A teologia transcendente percebendo o Deus fora, e nós, semelhantes a Ele (mas não parte Dele), teremos consciência de nossa imperfeição lutando aqui nesta vida de sofrimento por momentos parcos de Bem-Aventurança aqui ou acolá. O Mal existe pois sendo imperfeitos, os seres humanos cometem desvios que devem ser julgados por Deus. Os devotos transcendentes alimentam a esperança de uma felicidade eterna, não aqui-e-agora, mas em Outro mundo. Entretanto, sobreviverão na passagem desta vida, mesmo que para isso, se submetam a regras moralistas das mais estapafúrdias, como jejuns prolongados para purificar a carne que peca ou obedecer a toda sorte de infortúnios como "provação" Divina. Enquanto os imanentes, só possuindo esta vida e mais nenhuma (ao menos com a "essência" como uma espécie de Ego individual que transmigra por vários corpos), farão o possível para serem felizes aqui (pois não terão Outra oportunidade). Nada é proibido e rejeitam crenças, pois sendo parte Dele, nada é pecado ou "sujo", já que Tudo é Deus.

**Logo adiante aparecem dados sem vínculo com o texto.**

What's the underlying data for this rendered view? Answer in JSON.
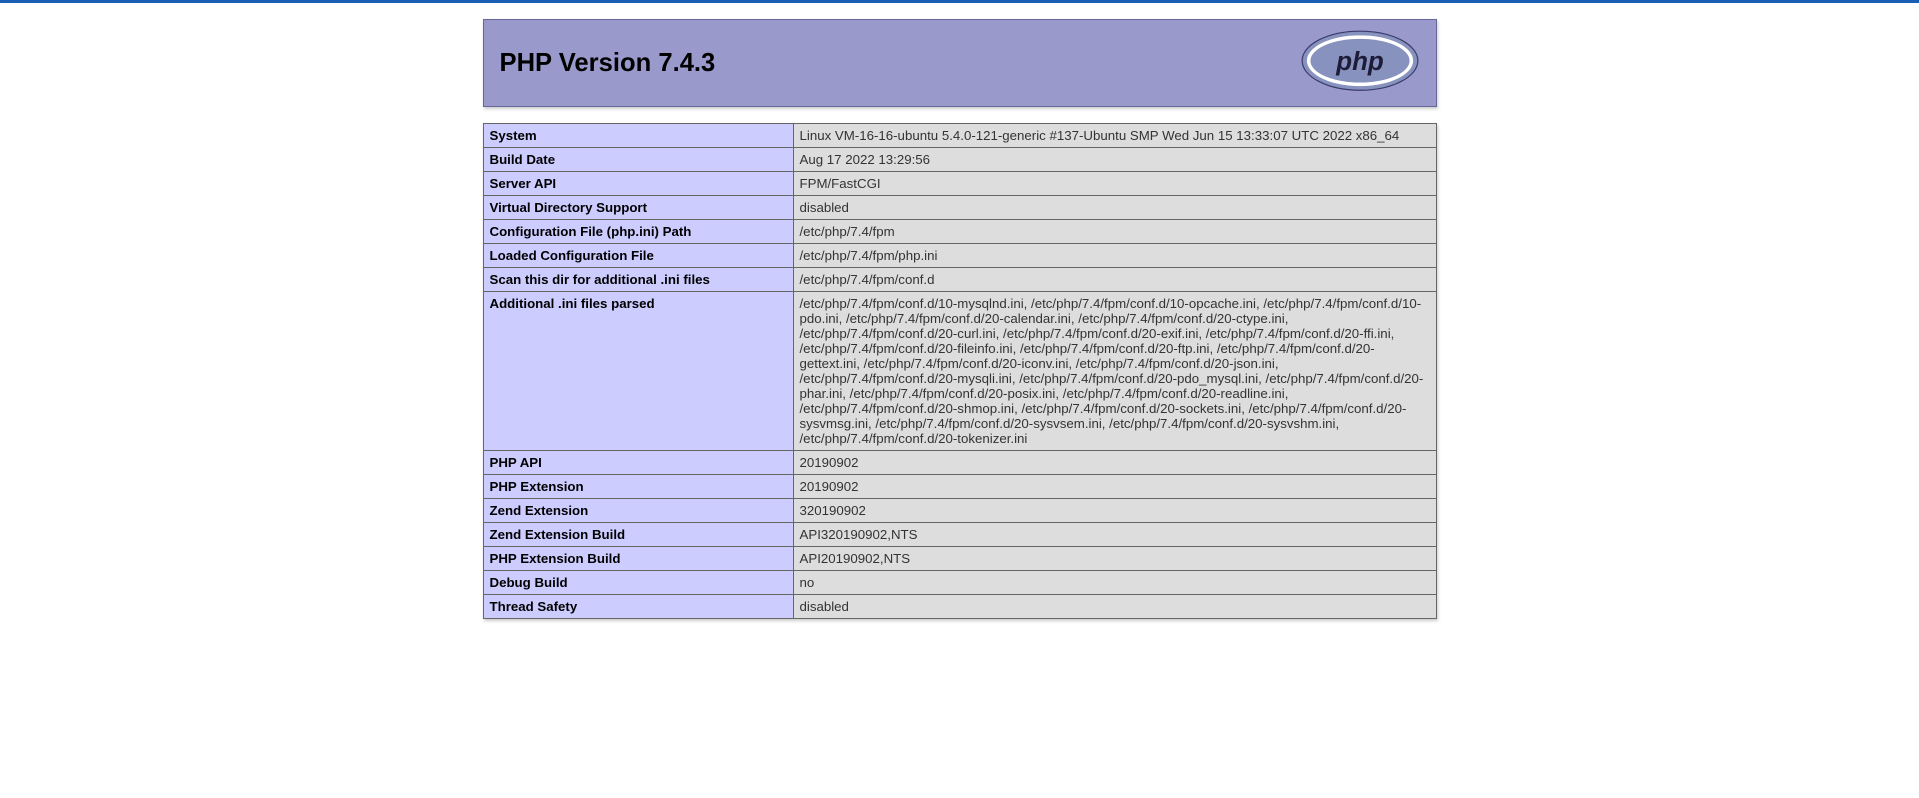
{
  "header": {
    "title": "PHP Version 7.4.3"
  },
  "table": {
    "rows": [
      {
        "label": "System",
        "value": "Linux VM-16-16-ubuntu 5.4.0-121-generic #137-Ubuntu SMP Wed Jun 15 13:33:07 UTC 2022 x86_64"
      },
      {
        "label": "Build Date",
        "value": "Aug 17 2022 13:29:56"
      },
      {
        "label": "Server API",
        "value": "FPM/FastCGI"
      },
      {
        "label": "Virtual Directory Support",
        "value": "disabled"
      },
      {
        "label": "Configuration File (php.ini) Path",
        "value": "/etc/php/7.4/fpm"
      },
      {
        "label": "Loaded Configuration File",
        "value": "/etc/php/7.4/fpm/php.ini"
      },
      {
        "label": "Scan this dir for additional .ini files",
        "value": "/etc/php/7.4/fpm/conf.d"
      },
      {
        "label": "Additional .ini files parsed",
        "value": "/etc/php/7.4/fpm/conf.d/10-mysqlnd.ini, /etc/php/7.4/fpm/conf.d/10-opcache.ini, /etc/php/7.4/fpm/conf.d/10-pdo.ini, /etc/php/7.4/fpm/conf.d/20-calendar.ini, /etc/php/7.4/fpm/conf.d/20-ctype.ini, /etc/php/7.4/fpm/conf.d/20-curl.ini, /etc/php/7.4/fpm/conf.d/20-exif.ini, /etc/php/7.4/fpm/conf.d/20-ffi.ini, /etc/php/7.4/fpm/conf.d/20-fileinfo.ini, /etc/php/7.4/fpm/conf.d/20-ftp.ini, /etc/php/7.4/fpm/conf.d/20-gettext.ini, /etc/php/7.4/fpm/conf.d/20-iconv.ini, /etc/php/7.4/fpm/conf.d/20-json.ini, /etc/php/7.4/fpm/conf.d/20-mysqli.ini, /etc/php/7.4/fpm/conf.d/20-pdo_mysql.ini, /etc/php/7.4/fpm/conf.d/20-phar.ini, /etc/php/7.4/fpm/conf.d/20-posix.ini, /etc/php/7.4/fpm/conf.d/20-readline.ini, /etc/php/7.4/fpm/conf.d/20-shmop.ini, /etc/php/7.4/fpm/conf.d/20-sockets.ini, /etc/php/7.4/fpm/conf.d/20-sysvmsg.ini, /etc/php/7.4/fpm/conf.d/20-sysvsem.ini, /etc/php/7.4/fpm/conf.d/20-sysvshm.ini, /etc/php/7.4/fpm/conf.d/20-tokenizer.ini"
      },
      {
        "label": "PHP API",
        "value": "20190902"
      },
      {
        "label": "PHP Extension",
        "value": "20190902"
      },
      {
        "label": "Zend Extension",
        "value": "320190902"
      },
      {
        "label": "Zend Extension Build",
        "value": "API320190902,NTS"
      },
      {
        "label": "PHP Extension Build",
        "value": "API20190902,NTS"
      },
      {
        "label": "Debug Build",
        "value": "no"
      },
      {
        "label": "Thread Safety",
        "value": "disabled"
      }
    ]
  }
}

Eles não habitam um corpo como os transcendentes, mas são o próprio corpo e mente, ambos apenas modificações de uma mesma Substância = Deus/Natureza. A teologia transcendente ensina que, sendo imperfeitos, os seres humanos devem viver em rebanho, pois pensam: estaremos mais próximos d'Deus. Eles são mais humildes e pacientes que os imanentes - por isso que nutrem a espera(nça); sabem, não obstante, que a vida boa não será aqui (nesta vida "terrena/corpórea"): a expressão "rebanho de Deus" exemplifica bem a ideia teológica transcedente aqui empregada.

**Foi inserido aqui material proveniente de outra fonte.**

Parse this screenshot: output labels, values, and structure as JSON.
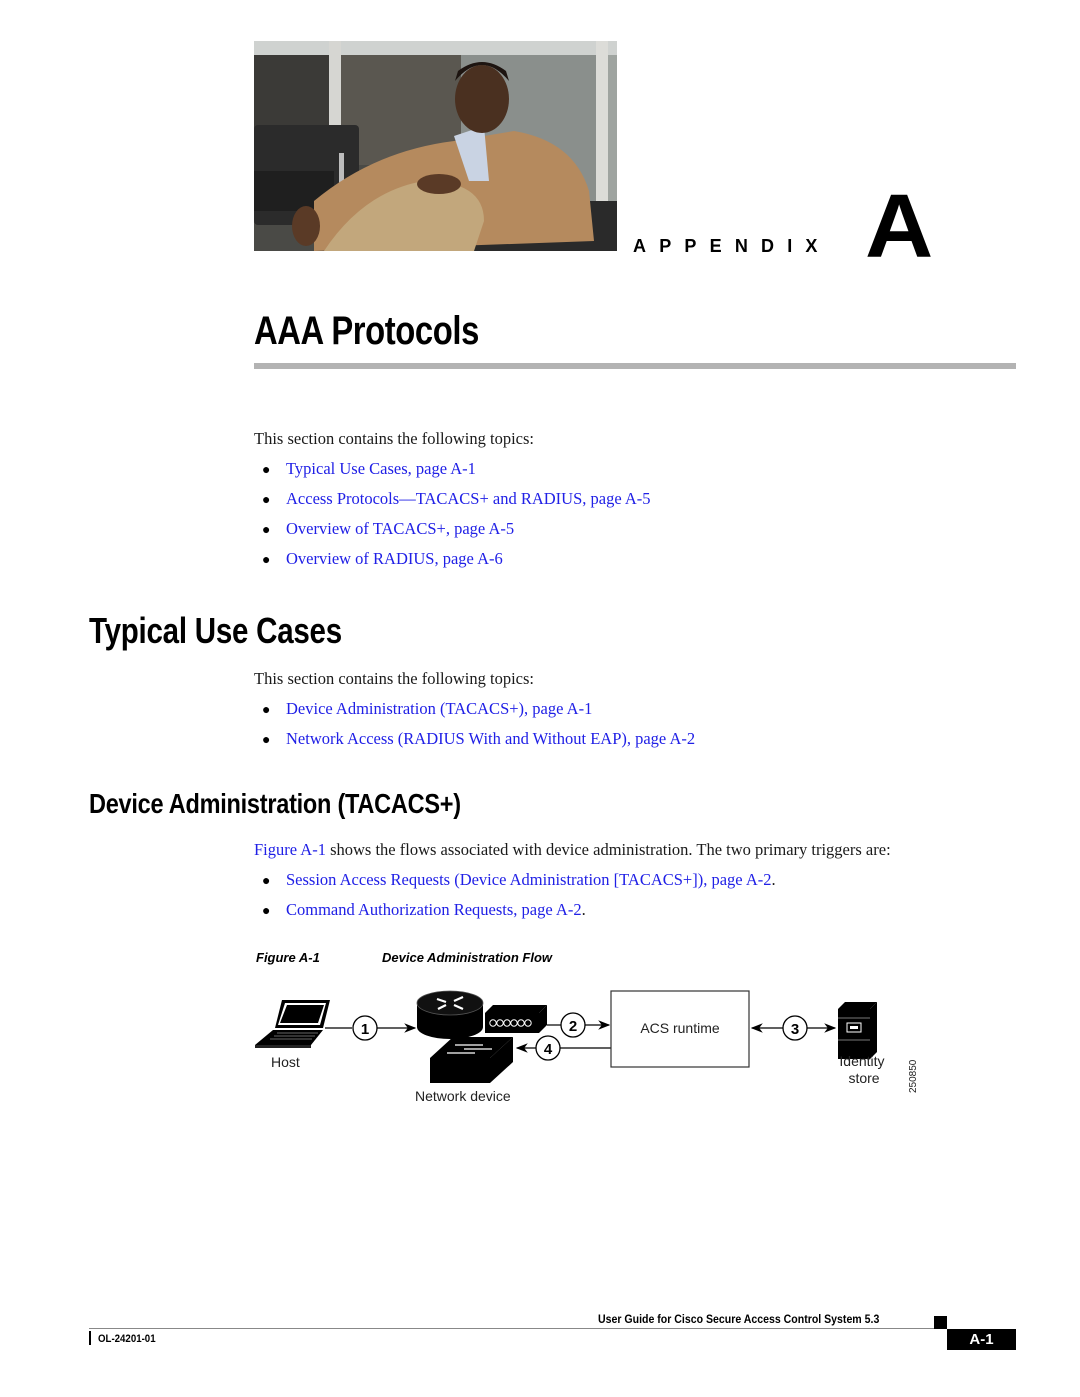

A teologia imanente se percebendo parte d'Deus, portanto, perfeitos em si-mesmos, quem sofre aqui é pois Ignorante e Alienado de seu Espírito (o conjunto corpo/mente) Imaculado. Se o Mal existe, é originado de almas perfeitas que não compreenderam o poder que possuem. Por alimentarem a convicção da realização de si-mesmo nesta vida, e não em Outra, manifestam maior ansiedade por qual vida escolher dentre infinitas possibilidades, e impacientes, não esperam, criam, destróem e (re)criam constantemente novas formas de amar, viver e sofrer também. Por isso tendem a peregrinar, como nômades, por todas as experiências ou vivências de Bem-Aventurança que julgarem lícitas e importantes a eles. Não há ninguém que os possa punir. A teologia imanente prega que, sendo perfeitos, cada um deve buscar a sua melhor forma de viver, independente qual seja, contanto que não interpele a escolha (alegria) do outro. Eles podem se manifestar (aos olhos dos devotos medrosos transcendentalistas) mais soberbos e egoístas, mas é apenas coragem pois sabem que a vida boa está aqui esperando por eles. A ideia que "Deus é plural" ilustra o que sugiro de vida religiosa imanentista.

É claro que houve, há e sempre haverá descompassos de abuso teológico de líderes e instituições espirituais/religiosas transcendentes e imanentes sobre seus devotos e crentes. Não cabe aqui essas discussões. Não intento qualquer julgamento de valor em minha análise.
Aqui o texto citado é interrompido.